# Auto AC, Climate Control stuck



## bowtie81 (Sep 2, 2011)

This happen to me a few times. Suddenly the AC starts to blow hot air and fans turn high. No matter what temperature I choose, it keeps blowing hot air. Only way to stop this is to turn the fan down or turn off the climate control. Anyway, if I turn the fan down, the temp will still be hot. Once this happen it started to work normally after a restart of the car. Second time it took a few restarts before the system turn back to normal. My car is a euro model 2.0 120kw diesel with manual transmission, 10 000km on the clock. First service is in 15 000 km, I will ask them whats wrong, but I suspect there will be no fault codes, so they probably dont find anything wrong with it.


----------



## Jim Frye (Mar 16, 2011)

bowtie81 said:


> This happen to me a few times. Suddenly the AC starts to blow hot air and fans turn high. No matter what temperature I choose, it keeps blowing hot air. Only way to stop this is to turn the fan down or turn off the climate control. Anyway, if I turn the fan down, the temp will still be hot. Once this happen it started to work normally after a restart of the car. Second time it took a few restarts before the system turn back to normal. My car is a euro model 2.0 120kw diesel with manual transmission, 10 000km on the clock. First service is in 15 000 km, I will ask them whats wrong, but I suspect there will be no fault codes, so they probably dont find anything wrong with it.


This has been reported here multiple times by U.S. owners. A trip to the dealership was always the fix. It may be as simple as re-flashing the software on the ECU, or it may be a bad thermostat.


----------



## bowtie81 (Sep 2, 2011)

I see, is this then the same case I read here in another thread about, the "t-stat" problem? I thought it meant the cooling system, but then its the AC system. I already asked the finnish dealer, they checked with the importing company, I was not surpriced to hear they never encountered this before. Its always the same when you ask the dealer, the reply is "no, we never heard of this problem before, we have to investigate"..

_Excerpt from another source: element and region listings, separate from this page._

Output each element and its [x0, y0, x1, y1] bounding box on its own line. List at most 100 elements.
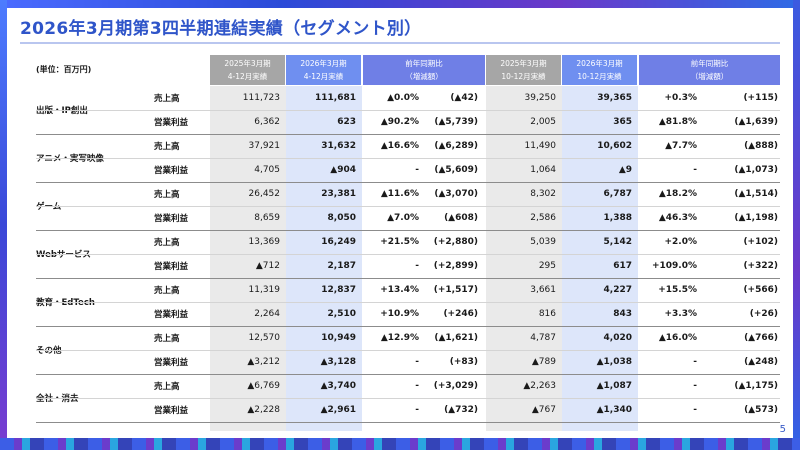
col-prev-ytd-shade — [210, 86, 286, 431]
table-cell: (+322) — [743, 261, 778, 271]
header-text: 2025年3月期 — [224, 59, 271, 68]
table-cell: - — [693, 405, 697, 415]
table-cell: (▲1,073) — [734, 165, 778, 175]
table-cell: (+2,880) — [433, 237, 478, 247]
table-cell: (+246) — [443, 309, 478, 319]
metric-label: 売上高 — [154, 286, 180, 296]
bottom-frame-bar — [0, 438, 800, 450]
table-cell: ▲767 — [531, 405, 556, 415]
table-cell: (+2,899) — [433, 261, 478, 271]
header-prev-ytd: 2025年3月期 4-12月実績 — [210, 55, 285, 85]
table-cell: 8,050 — [327, 213, 356, 223]
table-cell: 6,362 — [254, 117, 280, 127]
segment-name: 全社・消去 — [36, 394, 79, 404]
table-cell: 2,586 — [530, 213, 556, 223]
header-text: 前年同期比 — [405, 59, 443, 68]
table-cell: ▲3,212 — [247, 357, 280, 367]
metric-label: 売上高 — [154, 190, 180, 200]
metric-label: 営業利益 — [154, 214, 189, 224]
table-cell: ▲1,340 — [596, 405, 632, 415]
row-divider — [36, 302, 780, 303]
table-cell: ▲3,740 — [320, 381, 356, 391]
header-text: （増減額） — [690, 72, 729, 81]
table-cell: 11,319 — [248, 285, 281, 295]
table-cell: 12,570 — [248, 333, 281, 343]
table-cell: (▲1,175) — [734, 381, 778, 391]
table-cell: 37,921 — [248, 141, 281, 151]
row-divider — [36, 398, 780, 399]
table-cell: 843 — [613, 309, 632, 319]
table-cell: ▲3,128 — [320, 357, 356, 367]
header-ytd-yoy: 前年同期比 （増減額） — [363, 55, 485, 85]
table-cell: 111,681 — [315, 93, 356, 103]
table-cell: ▲2,961 — [320, 405, 356, 415]
row-divider — [36, 254, 780, 255]
segment-name: Webサービス — [36, 250, 91, 260]
table-cell: ▲0.0% — [387, 93, 419, 103]
metric-label: 営業利益 — [154, 118, 189, 128]
table-cell: 1,064 — [530, 165, 556, 175]
header-text: 4-12月実績 — [227, 72, 268, 81]
metric-label: 営業利益 — [154, 310, 189, 320]
metric-label: 営業利益 — [154, 262, 189, 272]
col-prev-q-shade — [486, 86, 562, 431]
table-cell: 816 — [538, 309, 556, 319]
table-cell: 4,787 — [530, 333, 556, 343]
segment-divider — [36, 374, 780, 375]
table-cell: (▲888) — [744, 141, 778, 151]
table-cell: (▲5,609) — [434, 165, 478, 175]
table-cell: 39,250 — [524, 93, 557, 103]
header-text: （増減額） — [405, 72, 443, 81]
table-cell: +0.3% — [664, 93, 697, 103]
table-cell: 2,510 — [327, 309, 356, 319]
table-cell: - — [415, 405, 419, 415]
segment-name: その他 — [36, 346, 62, 356]
row-divider — [36, 158, 780, 159]
table-cell: 111,723 — [242, 93, 280, 103]
table-cell: (▲732) — [444, 405, 478, 415]
table-cell: (▲573) — [744, 405, 778, 415]
table-cell: 8,659 — [254, 213, 280, 223]
table-cell: (+1,517) — [433, 285, 478, 295]
table-cell: 365 — [613, 117, 632, 127]
col-curr-q-shade — [562, 86, 638, 431]
table-cell: 39,365 — [597, 93, 632, 103]
table-cell: 16,249 — [321, 237, 356, 247]
table-cell: 5,142 — [603, 237, 632, 247]
table-cell: ▲16.0% — [658, 333, 697, 343]
header-text: 前年同期比 — [690, 59, 729, 68]
table-cell: +15.5% — [658, 285, 697, 295]
metric-label: 売上高 — [154, 382, 180, 392]
table-cell: - — [415, 165, 419, 175]
row-divider — [36, 350, 780, 351]
table-cell: 617 — [613, 261, 632, 271]
table-cell: (+115) — [743, 93, 778, 103]
table-cell: 23,381 — [321, 189, 356, 199]
table-cell: 6,787 — [603, 189, 632, 199]
table-cell: 10,949 — [321, 333, 356, 343]
table-cell: +13.4% — [380, 285, 419, 295]
table-cell: (+26) — [749, 309, 778, 319]
segment-divider — [36, 134, 780, 135]
segment-divider — [36, 278, 780, 279]
table-cell: 26,452 — [248, 189, 281, 199]
table-cell: 623 — [337, 117, 356, 127]
table-cell: ▲46.3% — [658, 213, 697, 223]
segment-name: 出版・IP創出 — [36, 106, 88, 116]
table-cell: ▲11.6% — [380, 189, 419, 199]
table-cell: ▲1,087 — [596, 381, 632, 391]
table-cell: ▲81.8% — [658, 117, 697, 127]
title-underline — [20, 42, 780, 44]
header-text: 10-12月実績 — [577, 72, 622, 81]
table-cell: ▲12.9% — [380, 333, 419, 343]
table-cell: 3,661 — [530, 285, 556, 295]
table-cell: - — [415, 357, 419, 367]
metric-label: 営業利益 — [154, 358, 189, 368]
table-cell: (▲3,070) — [434, 189, 478, 199]
right-frame-bar — [793, 0, 800, 450]
col-curr-ytd-shade — [286, 86, 362, 431]
table-cell: 13,369 — [248, 237, 281, 247]
table-cell: ▲2,228 — [247, 405, 280, 415]
table-cell: ▲7.7% — [665, 141, 697, 151]
table-cell: +21.5% — [380, 237, 419, 247]
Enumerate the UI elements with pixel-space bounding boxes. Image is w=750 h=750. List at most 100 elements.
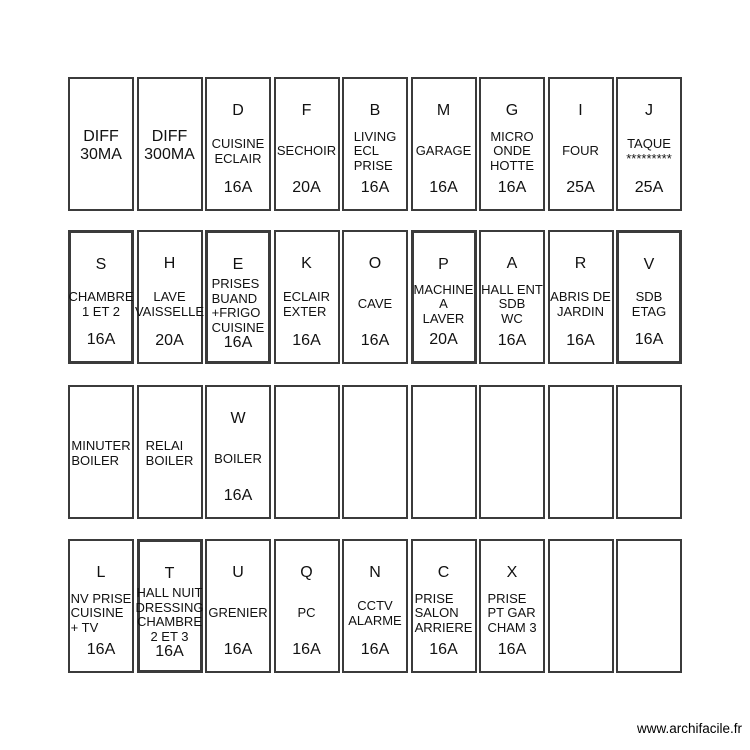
breaker-code-label: J [645, 102, 653, 119]
breaker-box-F[interactable]: F SECHOIR 20A [273, 77, 340, 211]
breaker-box-N[interactable]: N CCTV ALARME 16A [342, 539, 408, 673]
breaker-name-label: BOILER [214, 451, 262, 467]
breaker-name-label: HALL ENT SDB WC [481, 281, 543, 326]
breaker-code-label: N [369, 564, 381, 581]
breaker-box-empty[interactable] [547, 385, 614, 519]
breaker-box-Q[interactable]: Q PC 16A [273, 539, 340, 673]
breaker-name-label [413, 387, 475, 517]
breaker-name-label: GRENIER [208, 605, 268, 621]
breaker-box-empty[interactable] [547, 539, 614, 673]
breaker-box-O[interactable]: O CAVE 16A [342, 230, 408, 364]
breaker-box-K[interactable]: K ECLAIR EXTER 16A [273, 230, 340, 364]
breaker-rating-label: 16A [497, 641, 527, 658]
breaker-rating-label: 20A [155, 332, 184, 349]
breaker-code-label: C [437, 564, 450, 581]
breaker-rating-label: 16A [223, 179, 253, 196]
breaker-box[interactable]: MINUTER BOILER [68, 385, 134, 519]
breaker-name-label: CUISINE ECLAIR [211, 135, 265, 166]
breaker-name-label: TAQUE ********* [626, 135, 672, 166]
breaker-rating-label: 16A [223, 641, 253, 658]
breaker-rating-label: 16A [86, 641, 116, 658]
breaker-name-label: PRISES BUAND +FRIGO CUISINE [211, 276, 265, 335]
breaker-box-empty[interactable] [616, 385, 682, 519]
breaker-box-G[interactable]: G MICRO ONDE HOTTE 16A [479, 77, 545, 211]
breaker-name-label [618, 541, 680, 671]
breaker-box-R[interactable]: R ABRIS DE JARDIN 16A [547, 230, 614, 364]
breaker-name-label: RELAI BOILER [145, 438, 194, 468]
breaker-code-label: P [438, 256, 449, 273]
breaker-box-B[interactable]: B LIVING ECL PRISE 16A [342, 77, 408, 211]
breaker-name-label: LIVING ECL PRISE [353, 128, 397, 173]
breaker-name-label: LAVE VAISSELLE [134, 288, 205, 319]
breaker-code-label: W [230, 410, 246, 427]
breaker-name-label: NV PRISE CUISINE + TV [70, 590, 132, 635]
breaker-name-label: MACHINE A LAVER [413, 281, 474, 326]
breaker-code-label: H [163, 255, 176, 272]
breaker-name-label: DIFF 300MA [144, 127, 195, 163]
breaker-code-label: X [506, 564, 518, 581]
breaker-box-T[interactable]: T HALL NUIT DRESSING CHAMBRE 2 ET 3 16A [135, 539, 204, 673]
breaker-rating-label: 25A [566, 179, 595, 196]
breaker-box-M[interactable]: M GARAGE 16A [410, 77, 477, 211]
breaker-rating-label: 16A [429, 641, 458, 658]
breaker-name-label: CCTV ALARME [348, 597, 402, 628]
breaker-rating-label: 16A [429, 179, 458, 196]
breaker-rating-label: 16A [634, 331, 664, 348]
breaker-box-empty[interactable] [273, 385, 340, 519]
breaker-name-label: PC [297, 605, 316, 621]
breaker-box-S[interactable]: S CHAMBRE 1 ET 2 16A [68, 230, 134, 364]
breaker-box-P[interactable]: P MACHINE A LAVER 20A [410, 230, 477, 364]
breaker-row: L NV PRISE CUISINE + TV 16A T HALL NUIT … [68, 539, 682, 673]
breaker-box-empty[interactable] [479, 385, 545, 519]
watermark-text: www.archifacile.fr [636, 721, 742, 736]
breaker-name-label: MICRO ONDE HOTTE [489, 128, 535, 173]
breaker-name-label: HALL NUIT DRESSING CHAMBRE 2 ET 3 [135, 585, 204, 644]
breaker-name-label [344, 387, 406, 517]
breaker-name-label: ECLAIR EXTER [283, 288, 330, 319]
breaker-name-label [618, 387, 680, 517]
breaker-box-J[interactable]: J TAQUE ********* 25A [616, 77, 682, 211]
breaker-code-label: O [368, 255, 382, 272]
breaker-name-label: FOUR [562, 143, 599, 159]
breaker-box-I[interactable]: I FOUR 25A [547, 77, 614, 211]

another thing thats annoying me, is the rear window defroster, its automatically on whenever the temperature is around 0 or less degrees celsius. When I start the car, I have to remember to turn it off if its not needed. Stupid logic I have to say, its uses alot of power because the mirrors are heated too, I much rather press the button when I really need it, I hope they can reprogram this at the service.


----------



## cruzeman (Mar 13, 2011)

try disconnecting your battery


----------



## bowtie81 (Sep 2, 2011)

I would rather not, then I loose my settings. The problem is not persistent, it occurred now two times. Also I once got a check engine light, but it has probably nothing to do with this. It came on because the DPF cycle started with a cold engine, that probably cause some kind of a sensor error. DPF is the dust particle filter used to clean the diesel soot from the exhaust gas, a really bad thing coz it uses fuel for burning the soot regulary and also obstructs the exhaust system, causing less mileage and less power, but it saves the environment...


----------



## Jim Frye (Mar 16, 2011)

bowtie81 said:


> I see, is this then the same case I read here in another thread about, the "t-stat" problem? I thought it meant the cooling system, but then its the AC system. I already asked the finnish dealer, they checked with the importing company, I was not surpriced to hear they never encountered this before. Its always the same when you ask the dealer, the reply is "no, we never heard of this problem before, we have to investigate"..


My impression on the thermostat issue is that in 2011 models, it would stick closed and thus cause overheating. I think that by turning up the flow to the heater core and venting some excess heat into the cabin area, the system was trying to prevent/delay engine overheating. The thermostat in the Cruze is not a traditional one with a temperature sensitive spring to open/close it. The programming in the ECU actually does that, and there was something amiss in the '11s with that function. Again, the dealership *should* be able to find the information on this issue.


----------



## Big Tom (Mar 8, 2011)

bowtie81 said:


> I already asked the finnish dealer, they checked with the importing company, I was not surpriced to hear they never encountered this before. Its always the same when you ask the dealer, the reply is "no, we never heard of this problem before, we have to investigate"..


Something could be posted a million times on the internet and in forums and my dealer would say they never heard about or had anyone come in with that problem


----------



## tbill (Dec 4, 2011)

if there isn't a re-flash specific to this concern, ask the dealer to re-flash current program into the hvac module, might have a corrupted file in it causing a glitch, sometimes re-flashing current program will eliminate the issue. i see if from time to time at work.


----------